The Front Range area of Colorado acts like a huge speed bump for the arctic jet stream as these high level winds move farther south for the winter, creating some of the most unusual clouds I have seen anywhere except, perhaps, Patagonia. I don’t like to do landscape photography without a spectacular sky–plain blue skies are just BO-RING! So, I always keep my eye on the weather forecast and I love to head out to my favorite spots at sunrise or sunset when a strong weather front is either arriving or departing. Sometimes the weather can be so windy, wet or cold that you don’t accomplish much of anything; but, at other times, the most spectacular landscapes and clouds can present themselves.
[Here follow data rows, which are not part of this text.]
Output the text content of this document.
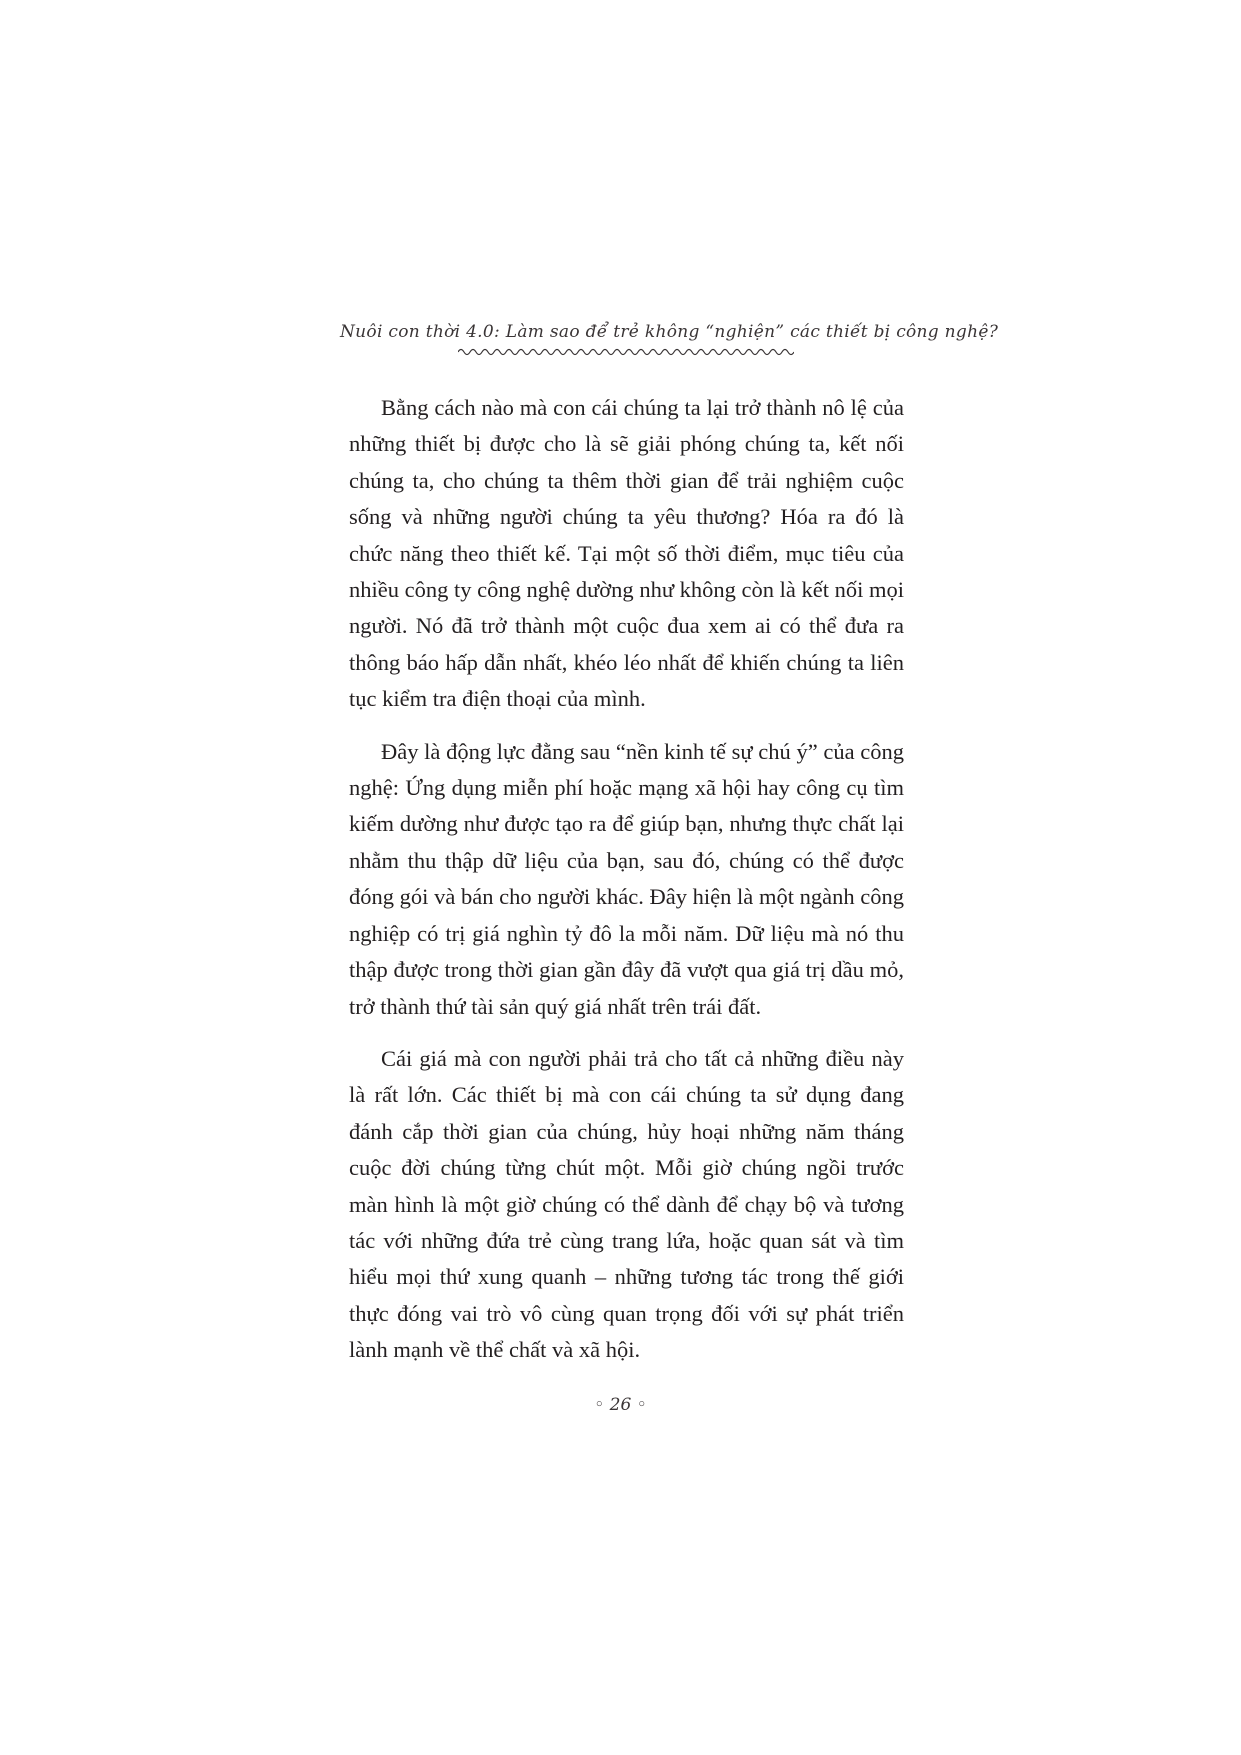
Nuôi con thời 4.0: Làm sao để trẻ không “nghiện” các thiết bị công nghệ?

Bằng cách nào mà con cái chúng ta lại trở thành nô lệ của những thiết bị được cho là sẽ giải phóng chúng ta, kết nối chúng ta, cho chúng ta thêm thời gian để trải nghiệm cuộc sống và những người chúng ta yêu thương? Hóa ra đó là chức năng theo thiết kế. Tại một số thời điểm, mục tiêu của nhiều công ty công nghệ dường như không còn là kết nối mọi người. Nó đã trở thành một cuộc đua xem ai có thể đưa ra thông báo hấp dẫn nhất, khéo léo nhất để khiến chúng ta liên tục kiểm tra điện thoại của mình.

Đây là động lực đằng sau “nền kinh tế sự chú ý” của công nghệ: Ứng dụng miễn phí hoặc mạng xã hội hay công cụ tìm kiếm dường như được tạo ra để giúp bạn, nhưng thực chất lại nhằm thu thập dữ liệu của bạn, sau đó, chúng có thể được đóng gói và bán cho người khác. Đây hiện là một ngành công nghiệp có trị giá nghìn tỷ đô la mỗi năm. Dữ liệu mà nó thu thập được trong thời gian gần đây đã vượt qua giá trị dầu mỏ, trở thành thứ tài sản quý giá nhất trên trái đất.

Cái giá mà con người phải trả cho tất cả những điều này là rất lớn. Các thiết bị mà con cái chúng ta sử dụng đang đánh cắp thời gian của chúng, hủy hoại những năm tháng cuộc đời chúng từng chút một. Mỗi giờ chúng ngồi trước màn hình là một giờ chúng có thể dành để chạy bộ và tương tác với những đứa trẻ cùng trang lứa, hoặc quan sát và tìm hiểu mọi thứ xung quanh – những tương tác trong thế giới thực đóng vai trò vô cùng quan trọng đối với sự phát triển lành mạnh về thể chất và xã hội.

◦ 26 ◦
Here I’ll throw out a hint for getting more precise weather information, especially about the altitudes of the cloud levels, visibility and so on. This can be critical to know whether you’ll have a view or whether you’ll be above or below the clouds at your chosen photo site.
Instead of going to a general weather website, like weatherunderground, try going to the National Weather Service’s Aviation Weather Center. Once on that site, the tabs in the left column that will interest you are “TAF”, which means Terminal Aerodrome Forecast (future weather conditions), and “METAR”, which means Meteorological Terminal Air Report (current observation). Once on the TAF/METAR page, be sure to select “Translated” to get the weather descriptions in plain English, otherwise you’ll get the hard-to-read code that the pilots use. Oh, and you’ll need to know he ICAO four-letter identifier of the airport nearest your area of interest (KBDU, for Boulder, CO, for instance) so simply click on the stations.txt link on the TAF/METAR page and scroll down or just Google the airport in question.
After a few of these autumn bad weather photo shoots, I now completely understand and admire John Muir for climbing to the top of the highest pine tree around in the middle of a wild wind storm. It was a wonderful, if a bit unconventional, way to experience the power and beauty of the Earth at it’s most spectacular. I probably won’t be climbing any trees anytime soon, but you’ll definitely find me on a trail somewhere in the high country when the lenticulars start forming over the Rockies.
May you also have bad weather during your next landscape photography session!